Boris Schleinkofer, poetrywatch editor
“When power leads man toward arrogance, poetry reminds him of his limitations. When power narrows the area of man’s concern, poetry reminds him of the richness and diversity of existence. When power corrupts, poetry cleanses.” — John F. Kennedy
Artwork by Hilary Cole
Poetry has a voice in our community, and the Whatcom Watch is adding to its chorus. You all love poetry, right? Well, here you go!
Subject matter is unlimited, but poetry featuring or specific to Whatcom County and issues addressed by Whatcom Watch (government, the environment and media) will likely get first preference.
Please keep it to around 25 lines; otherwise, we might have to edit your work to fit. Don’t make yourself unprintable.
Send poems and your short, two- or three-sentence bios as a word document attachment to firstname.lastname@example.org.
The deadline is the first day of the month.
Please understand that acceptance and final appearance of pieces are subject to space constraints and editorial requirements. By submitting, authors give Whatcom Watch permission for one-time publication rights in the paper and electronic editions.
by Vincent Sementelli writing as Fjord Bjornson
Orphaned metal ready to be mined
To find a new home in some amulet or slave
Or trace, but for a prison of stone
Bound and beaten
Vault of ore it was forged in
But to gloss over how it got there
How it was formed in the furnace of a star
How it sailed black water
And survived to a virgin shore
That cooled in cosmic whirling
Deforming and drop forged
Foaming at their ocean’d lips
Spitting froth and bubbling foam
An infant in protean womb
Vincent Sementelli writes as a scientific journalist for the National Park Service, publishing within the Sonoran Desert Network. Selected poems as S.L.V. Stronwin published at The Writing Disorder, and self-published poetry and prose is available under far too many pseudonyms at amazon.com/author/slvs.
by Betsy Behnke
We could always die unregarded.
Why does that matter to us?
We let the creatures go,
though not always unregarded;
why are we less upset by extinctions
than by the wall beyond which
our personal memories may shatter
into irredeemable fragments?
The answer used to be clear:
the world has its rhythms, keeps going,
creatures and their allies have
their mutual indebtedness, and
we could trust in that.
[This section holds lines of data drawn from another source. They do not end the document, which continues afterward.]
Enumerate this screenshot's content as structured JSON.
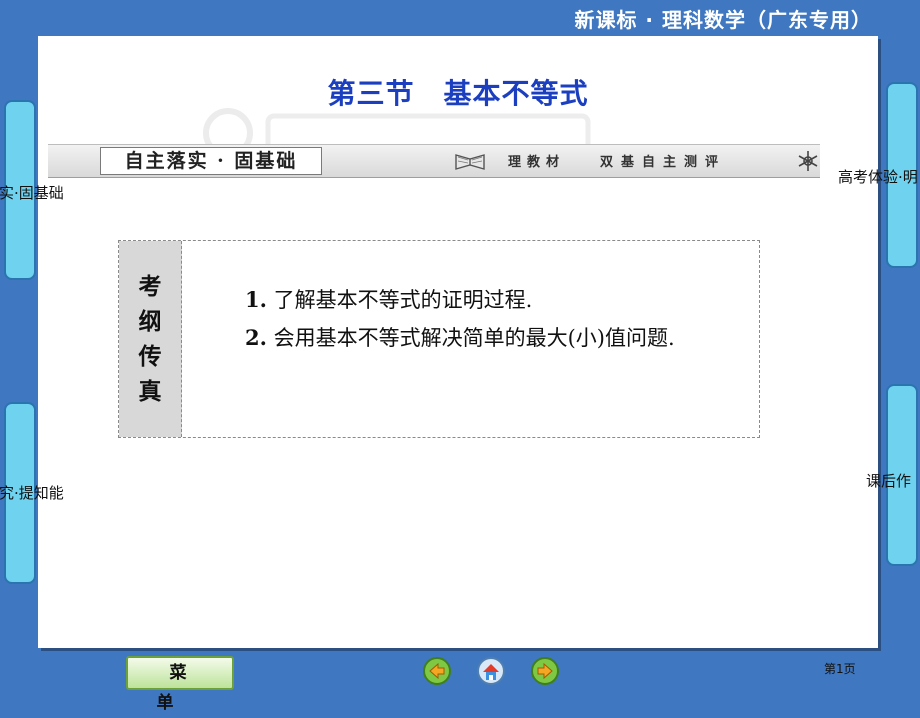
{
  "header": {
    "title": "新课标 · 理科数学（广东专用）"
  },
  "slide": {
    "title": "第三节　基本不等式",
    "section": {
      "label": "自主落实 · 固基础",
      "sub_a": "理教材",
      "sub_b": "双基自主测评"
    },
    "box": {
      "side_chars": [
        "考",
        "纲",
        "传",
        "真"
      ],
      "items": [
        {
          "num": "1.",
          "text": " 了解基本不等式的证明过程."
        },
        {
          "num": "2.",
          "text": " 会用基本不等式解决简单的最大(小)值问题."
        }
      ]
    }
  },
  "side_tabs": {
    "left_top": "落实·固基础",
    "left_bottom": "探究·提知能",
    "right_top": "高考体验·明",
    "right_bottom": "课后作"
  },
  "footer": {
    "menu_label": "菜单",
    "page_label": "第1页"
  },
  "colors": {
    "background": "#3f77c0",
    "title": "#1c3fc0",
    "tab": "#6fd2ee"
  }
}
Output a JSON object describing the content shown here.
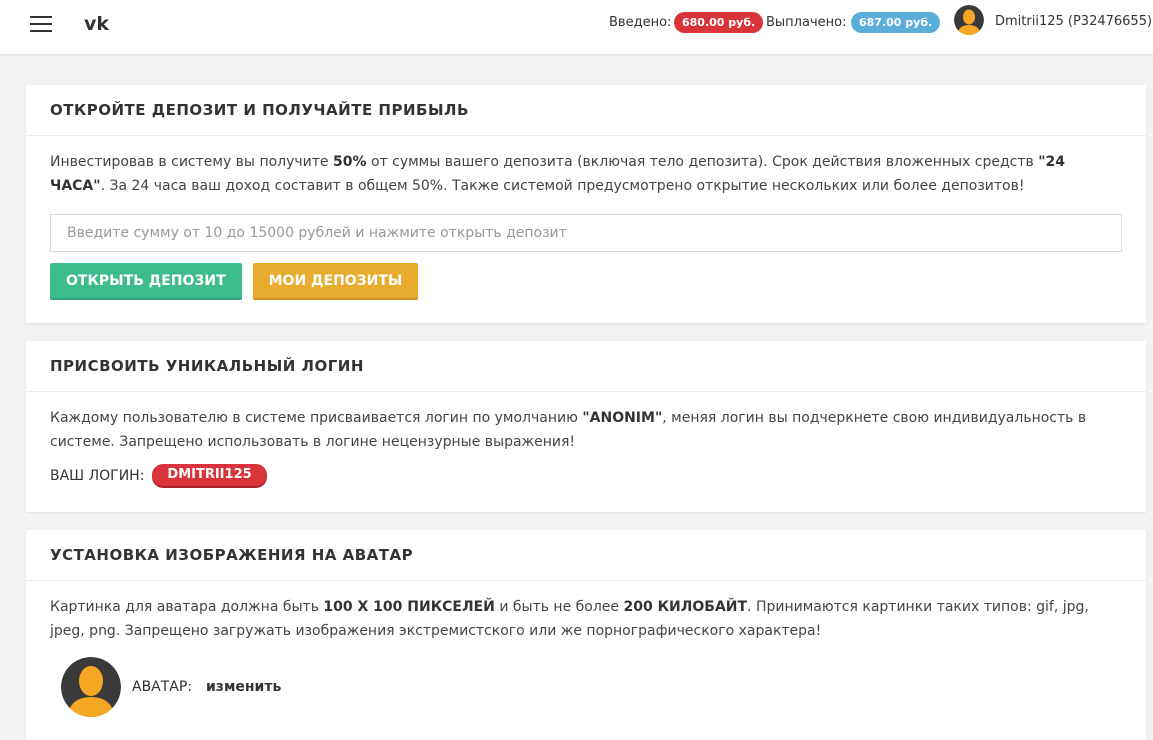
{
  "header": {
    "menu_icon": "hamburger-menu-icon",
    "logo_icon": "vk-logo-icon",
    "deposited_label": "Введено:",
    "deposited_value": "680.00 руб.",
    "deposited_color": "#d9343a",
    "withdrawn_label": "Выплачено:",
    "withdrawn_value": "687.00 руб.",
    "withdrawn_color": "#5aaed9",
    "user_avatar_icon": "user-avatar-icon",
    "user_name": "Dmitrii125 (P32476655)"
  },
  "deposit_card": {
    "title": "ОТКРОЙТЕ ДЕПОЗИТ И ПОЛУЧАЙТЕ ПРИБЫЛЬ",
    "text_1": "Инвестировав в систему вы получите ",
    "text_bold_1": "50%",
    "text_2": " от суммы вашего депозита (включая тело депозита). Срок действия вложенных средств ",
    "text_bold_2": "\"24 ЧАСА\"",
    "text_3": ". За 24 часа ваш доход составит в общем 50%. Также системой предусмотрено открытие нескольких или более депозитов!",
    "input_placeholder": "Введите сумму от 10 до 15000 рублей и нажмите открыть депозит",
    "input_value": "",
    "open_button": "ОТКРЫТЬ ДЕПОЗИТ",
    "my_deposits_button": "МОИ ДЕПОЗИТЫ",
    "open_button_color": "#3dbb8c",
    "my_deposits_button_color": "#e9ab2d"
  },
  "login_card": {
    "title": "ПРИСВОИТЬ УНИКАЛЬНЫЙ ЛОГИН",
    "text_1": "Каждому пользователю в системе присваивается логин по умолчанию ",
    "text_bold": "\"ANONIM\"",
    "text_2": ", меняя логин вы подчеркнете свою индивидуальность в системе. Запрещено использовать в логине нецензурные выражения!",
    "login_label": "ВАШ ЛОГИН:",
    "login_value": "DMITRII125"
  },
  "avatar_card": {
    "title": "УСТАНОВКА ИЗОБРАЖЕНИЯ НА АВАТАР",
    "text_1": "Картинка для аватара должна быть ",
    "text_bold_1": "100 X 100 ПИКСЕЛЕЙ",
    "text_2": " и быть не более ",
    "text_bold_2": "200 КИЛОБАЙТ",
    "text_3": ". Принимаются картинки таких типов: gif, jpg, jpeg, png. Запрещено загружать изображения экстремистского или же порнографического характера!",
    "avatar_icon": "avatar-silhouette-icon",
    "avatar_label": "АВАТАР:",
    "change_link": "изменить"
  }
}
But now
they can no longer guard us from our frailty —
and how can we die without witnessing what we’re losing,
and clawing it back to start healing the deep hole
in the self we thought we were
back when we imagined ourselves separate?
o Gaia, let my death replace me
with another, fresher advocate, with a tradition
that stands its ground unsilenced and sworn to sing out
those irreplaceable anthems confirming
that we are all sustained by the same sun …
Betsy Behnke (a Husserlian phenomenologist living in Ferndale) owes the notion of life (Tzutujil káslimaal) as “mutual indebtedness” to Martín Prechtel, “The Unlikely Peace at Cuchumaquic” (Berkeley: North Atlantic Books, 2012), 107.